The test script simulates users sending messages via the /api/v2/conversations/messages endpoint. I am using the platform API with OAuth2 token authentication. The JMeter thread group is configured with 50 threads, ramp-up of 5 seconds, and a loop count of 10. Each thread sends a message payload containing standard text and metadata.
Initially, the test runs smoothly for the first 100 requests. Around request 101, the error rate spikes dramatically. The majority of failures are 429 Too Many Requests with the following response body:
{
"errors": [
{
"code": "TOO_MANY_REQUESTS",
"message": "Rate limit exceeded. Please retry after 60 seconds."
}
]
}
I have checked the Retry-After header, which suggests waiting, but in a real-world scenario, dropping 50% of initial burst traffic is unacceptable.

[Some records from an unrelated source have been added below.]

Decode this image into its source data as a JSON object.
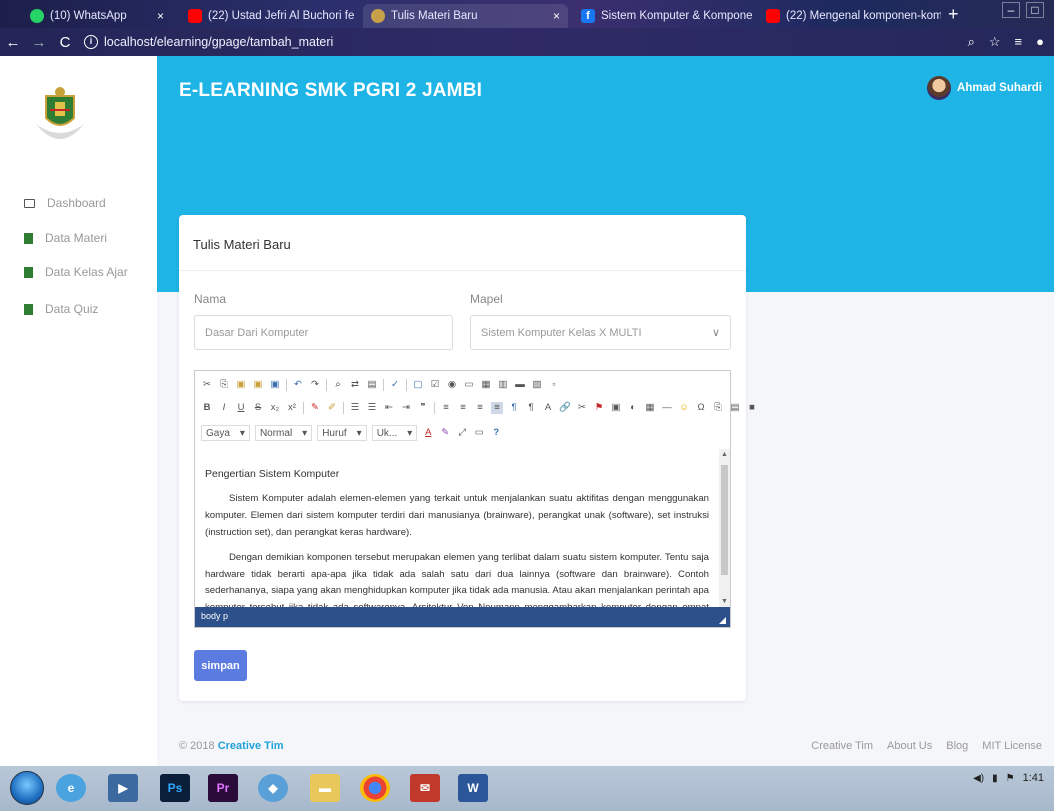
{
  "browser": {
    "tabs": [
      {
        "label": "(10) WhatsApp",
        "icon": "whatsapp-icon",
        "active": false
      },
      {
        "label": "(22) Ustad Jefri Al Buchori fe",
        "icon": "youtube-icon",
        "active": false
      },
      {
        "label": "Tulis Materi Baru",
        "icon": "site-favicon",
        "active": true
      },
      {
        "label": "Sistem Komputer & Komponen",
        "icon": "facebook-icon",
        "active": false
      },
      {
        "label": "(22) Mengenal komponen-komp",
        "icon": "youtube-icon",
        "active": false
      }
    ],
    "url": "localhost/elearning/gpage/tambah_materi"
  },
  "sidebar": {
    "items": [
      {
        "label": "Dashboard",
        "icon": "monitor-icon"
      },
      {
        "label": "Data Materi",
        "icon": "book-icon"
      },
      {
        "label": "Data Kelas Ajar",
        "icon": "book-icon"
      },
      {
        "label": "Data Quiz",
        "icon": "book-icon"
      }
    ]
  },
  "header": {
    "brand": "E-LEARNING SMK PGRI 2 JAMBI",
    "user_name": "Ahmad Suhardi",
    "color": "#1fb4e6"
  },
  "form": {
    "title": "Tulis Materi Baru",
    "nama_label": "Nama",
    "nama_placeholder": "Dasar Dari Komputer",
    "mapel_label": "Mapel",
    "mapel_value": "Sistem Komputer Kelas X MULTI",
    "submit_label": "simpan"
  },
  "editor": {
    "combos": {
      "style": "Gaya",
      "format": "Normal",
      "font": "Huruf",
      "size": "Uk..."
    },
    "heading": "Pengertian Sistem Komputer",
    "paragraphs": [
      "Sistem Komputer adalah elemen-elemen yang terkait untuk menjalankan suatu aktifitas dengan menggunakan komputer. Elemen dari sistem komputer terdiri dari manusianya (brainware), perangkat unak (software), set instruksi (instruction set), dan perangkat keras hardware).",
      "Dengan demikian komponen tersebut merupakan elemen yang terlibat dalam suatu sistem komputer. Tentu saja hardware tidak berarti apa-apa jika tidak ada salah satu dari dua lainnya (software dan brainware). Contoh sederhananya, siapa yang akan menghidupkan komputer jika tidak ada manusia. Atau akan menjalankan perintah apa komputer tersebut jika tidak ada softwarenya. Arsitektur Von Neumann menggambarkan komputer dengan empat bagian utama: Unit Aritmatika dan Logis (ALU), unit kontrol, memori, dan alat masukan dan hasil (secara kolektif dinamakan I/O). Bagian ini dihubungkan oleh berkas kawat \"bus\"."
    ],
    "path": "body  p"
  },
  "footer": {
    "copyright": "© 2018",
    "brand_link": "Creative Tim",
    "links": [
      "Creative Tim",
      "About Us",
      "Blog",
      "MIT License"
    ]
  },
  "taskbar": {
    "time": "1:41",
    "apps": [
      "Ps",
      "Pr",
      "Chrome",
      "W"
    ]
  }
}
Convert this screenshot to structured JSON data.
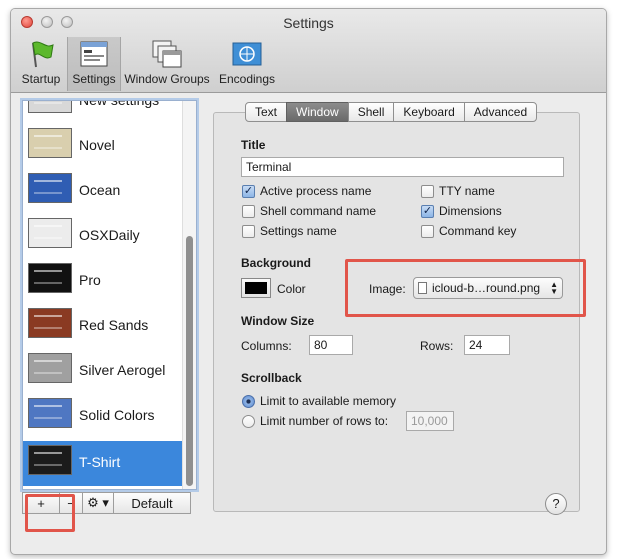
{
  "window": {
    "title": "Settings"
  },
  "toolbar": {
    "items": [
      {
        "label": "Startup",
        "icon": "flag-icon"
      },
      {
        "label": "Settings",
        "icon": "settings-window-icon"
      },
      {
        "label": "Window Groups",
        "icon": "window-groups-icon"
      },
      {
        "label": "Encodings",
        "icon": "un-flag-icon"
      }
    ]
  },
  "profiles": [
    {
      "label": "New settings",
      "thumb_color": "#d8d8d8"
    },
    {
      "label": "Novel",
      "thumb_color": "#d9cfae"
    },
    {
      "label": "Ocean",
      "thumb_color": "#2f5db3"
    },
    {
      "label": "OSXDaily",
      "thumb_color": "#ececec"
    },
    {
      "label": "Pro",
      "thumb_color": "#111111"
    },
    {
      "label": "Red Sands",
      "thumb_color": "#8a3a22"
    },
    {
      "label": "Silver Aerogel",
      "thumb_color": "#a0a0a0"
    },
    {
      "label": "Solid Colors",
      "thumb_color": "#4f77c2"
    },
    {
      "label": "T-Shirt",
      "thumb_color": "#1b1b1b"
    }
  ],
  "bottom_bar": {
    "add": "+",
    "remove": "−",
    "gear": "⚙ ▾",
    "default": "Default"
  },
  "tabs": [
    "Text",
    "Window",
    "Shell",
    "Keyboard",
    "Advanced"
  ],
  "title_section": {
    "label": "Title",
    "value": "Terminal",
    "checkboxes": [
      {
        "label": "Active process name",
        "checked": true
      },
      {
        "label": "TTY name",
        "checked": false
      },
      {
        "label": "Shell command name",
        "checked": false
      },
      {
        "label": "Dimensions",
        "checked": true
      },
      {
        "label": "Settings name",
        "checked": false
      },
      {
        "label": "Command key",
        "checked": false
      }
    ]
  },
  "background_section": {
    "label": "Background",
    "color_label": "Color",
    "image_label": "Image:",
    "image_value": "icloud-b…round.png"
  },
  "window_size": {
    "label": "Window Size",
    "columns_label": "Columns:",
    "columns_value": "80",
    "rows_label": "Rows:",
    "rows_value": "24"
  },
  "scrollback": {
    "label": "Scrollback",
    "option_available": "Limit to available memory",
    "option_rows": "Limit number of rows to:",
    "rows_placeholder": "10,000"
  },
  "help": "?",
  "colors": {
    "accent": "#3b87dc",
    "highlight": "#e1554a"
  }
}
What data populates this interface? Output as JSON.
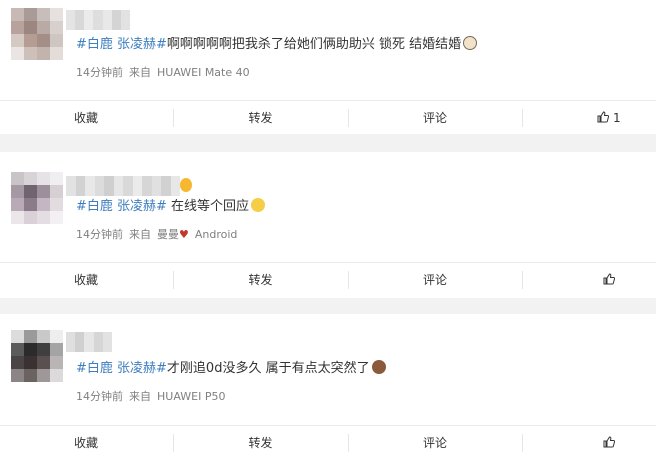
{
  "colors": {
    "hashtag": "#3f7fbf",
    "meta": "#808080",
    "background": "#f2f2f2"
  },
  "posts": [
    {
      "hashtag": "#白鹿 张凌赫#",
      "text": "啊啊啊啊啊把我杀了给她们俩助助兴 锁死 结婚结婚",
      "emoji": "face-icon",
      "time": "14分钟前",
      "source_prefix": "来自",
      "source": "HUAWEI Mate 40",
      "actions": {
        "favorite": "收藏",
        "repost": "转发",
        "comment": "评论",
        "like_count": "1"
      }
    },
    {
      "hashtag": "#白鹿 张凌赫#",
      "text": " 在线等个回应",
      "emoji": "crying-face-icon",
      "time": "14分钟前",
      "source_prefix": "来自",
      "source_name": "曼曼",
      "source": "Android",
      "actions": {
        "favorite": "收藏",
        "repost": "转发",
        "comment": "评论",
        "like_count": ""
      }
    },
    {
      "hashtag": "#白鹿 张凌赫#",
      "text": "才刚追0d没多久 属于有点太突然了",
      "emoji": "monkey-face-icon",
      "time": "14分钟前",
      "source_prefix": "来自",
      "source": "HUAWEI P50",
      "actions": {
        "favorite": "收藏",
        "repost": "转发",
        "comment": "评论",
        "like_count": ""
      }
    }
  ]
}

I tried adding a constant timer in JMeter to space out requests by 2 seconds, but this reduces the concurrency significantly and doesn’t reflect the actual burst pattern we are testing for.
I also noticed that some requests return 400 Bad Request with a message about “invalid conversation state” after the rate limiting kicks in, which suggests the backend might be rejecting messages for conversations that were partially processed or locked.
I am unsure if this is a hard limit on the POST /messages endpoint or if there is a specific batching mechanism I should be using. The documentation mentions rate limits but does not specify the exact threshold for digital messaging endpoints during peak load.
Question:
What is the correct way to structure the JMeter test to respect these rate limits without artificially throttling the concurrency? Are there specific headers or payload optimizations for the Digital Messaging API that help mitigate 429 errors during burst testing? Should I be using a different endpoint for high-volume message ingestion?